First project by Milk Inc., Kevin Rose’s new venture. The pitch: “Instead of just rating places, you rate the items inside.”
- It’s easy the sign up and easy to find friends already on the service.
- I like the fact that the app is about rating things inside places, not the places, because ultimately I am more likely to go to a restaurant because you recommend 1 or several items on the menu than just the restaurant.
- Really like the Creds concept. It’s a great incentive to get users to add content. Instead of just rating anything aimlessly like Stamped, Oink tries to provide a guide by letting users choose Creds to specialize in. My creds are currently Dessert, Healthy, Museums, Tokyo.
- The UI is beautiful.
- Offers a few filters for the photos you take or add. Great touch to increase impact of the app’s content.
- Add interface feels totally backwards. It forces me to start by finding a location. Sure it suggests locations around me but what if I am oinking from inside my bed, in the evening, or the day after a visit to a great location as it often happens? Hook me into adding content by first securing the content I am trying to share (a picture of something) and then let me deal with the details of it (location etc.)

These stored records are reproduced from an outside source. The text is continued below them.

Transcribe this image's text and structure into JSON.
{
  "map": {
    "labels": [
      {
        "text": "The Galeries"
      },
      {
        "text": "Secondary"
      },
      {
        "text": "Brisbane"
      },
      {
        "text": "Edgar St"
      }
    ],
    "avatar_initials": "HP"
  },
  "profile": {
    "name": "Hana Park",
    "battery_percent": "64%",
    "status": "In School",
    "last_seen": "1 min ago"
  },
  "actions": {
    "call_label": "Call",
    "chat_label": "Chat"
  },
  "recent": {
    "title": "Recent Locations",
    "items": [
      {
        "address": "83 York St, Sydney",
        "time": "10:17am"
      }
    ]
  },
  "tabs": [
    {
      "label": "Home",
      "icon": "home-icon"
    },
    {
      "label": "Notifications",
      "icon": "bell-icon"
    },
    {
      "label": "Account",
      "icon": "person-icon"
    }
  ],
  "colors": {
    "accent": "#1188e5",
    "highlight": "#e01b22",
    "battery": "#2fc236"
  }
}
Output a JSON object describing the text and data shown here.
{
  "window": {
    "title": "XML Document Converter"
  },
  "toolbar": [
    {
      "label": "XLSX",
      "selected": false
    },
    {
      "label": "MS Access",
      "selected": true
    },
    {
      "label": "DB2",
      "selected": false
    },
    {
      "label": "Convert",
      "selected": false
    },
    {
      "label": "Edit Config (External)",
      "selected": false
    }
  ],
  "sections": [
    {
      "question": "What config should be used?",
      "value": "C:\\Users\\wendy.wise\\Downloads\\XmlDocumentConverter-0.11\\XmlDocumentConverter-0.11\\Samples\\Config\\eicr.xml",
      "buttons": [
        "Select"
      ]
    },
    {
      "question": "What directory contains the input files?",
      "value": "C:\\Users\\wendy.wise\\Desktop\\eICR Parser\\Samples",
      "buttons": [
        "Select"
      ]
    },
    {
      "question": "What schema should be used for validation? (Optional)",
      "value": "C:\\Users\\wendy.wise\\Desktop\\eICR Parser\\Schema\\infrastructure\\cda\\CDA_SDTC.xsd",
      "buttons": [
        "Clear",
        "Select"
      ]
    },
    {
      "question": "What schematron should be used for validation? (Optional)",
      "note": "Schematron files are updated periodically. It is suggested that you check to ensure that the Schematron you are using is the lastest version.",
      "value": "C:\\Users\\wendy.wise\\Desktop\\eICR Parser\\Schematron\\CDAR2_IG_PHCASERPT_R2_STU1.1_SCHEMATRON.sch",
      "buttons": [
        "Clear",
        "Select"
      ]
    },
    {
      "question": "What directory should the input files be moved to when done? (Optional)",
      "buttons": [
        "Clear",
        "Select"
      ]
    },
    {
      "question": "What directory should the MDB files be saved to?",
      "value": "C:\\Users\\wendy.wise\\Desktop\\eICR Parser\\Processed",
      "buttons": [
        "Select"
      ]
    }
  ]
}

- Too many steps to add anything. Choose a location, choose from a list of things already added or add a new one, then name it and add tags, then take or add a photo. Then when you think you’re done, you can add your own ratings upon which you are invited to leave a “mini-review” or a “comment” (apparently they are different), or even add a to-do (of something you are adding?!). Is there anything this app doesn’t do.
- Like many rating apps, it forces you to remember to use the app while you are there or before you devore your food etc. The last cake pic I posted was of crumbs left on an empty plate. The cake was great though.
- I don’t care to see my oinks in my “Following” stream. I just want to see stuff from people I am following!
- Help me seed content to my account when I have just joined. When I am adding a oink, make my life easier and just suggest venues close to the GPS info embedded in most of my existing pics (like Instagram does). That would save me from having to remember location names at all.
- Why make me frame my pics in a square if the app will then recrop them in landscape?!
To wrap things up, I feel that both Oink and Stamped try too hard to make it sound like the whole world has caught “Rating Fever” with no vaccine in sight and that you’ve got no choice but to join the movement. Their elaborate UI feel like a knee-jerking contest and although dazzling at first, make me long for the simplicity of Tiny Review’s UX and Instagram.
Ultimately though, despite my likes and dislikes, I am most likely to stick with the app that will manage to catch on with the biggest number of contacts on my social graph. Oink has a clear advantage at the moment, if only my friends could start Oinking!!!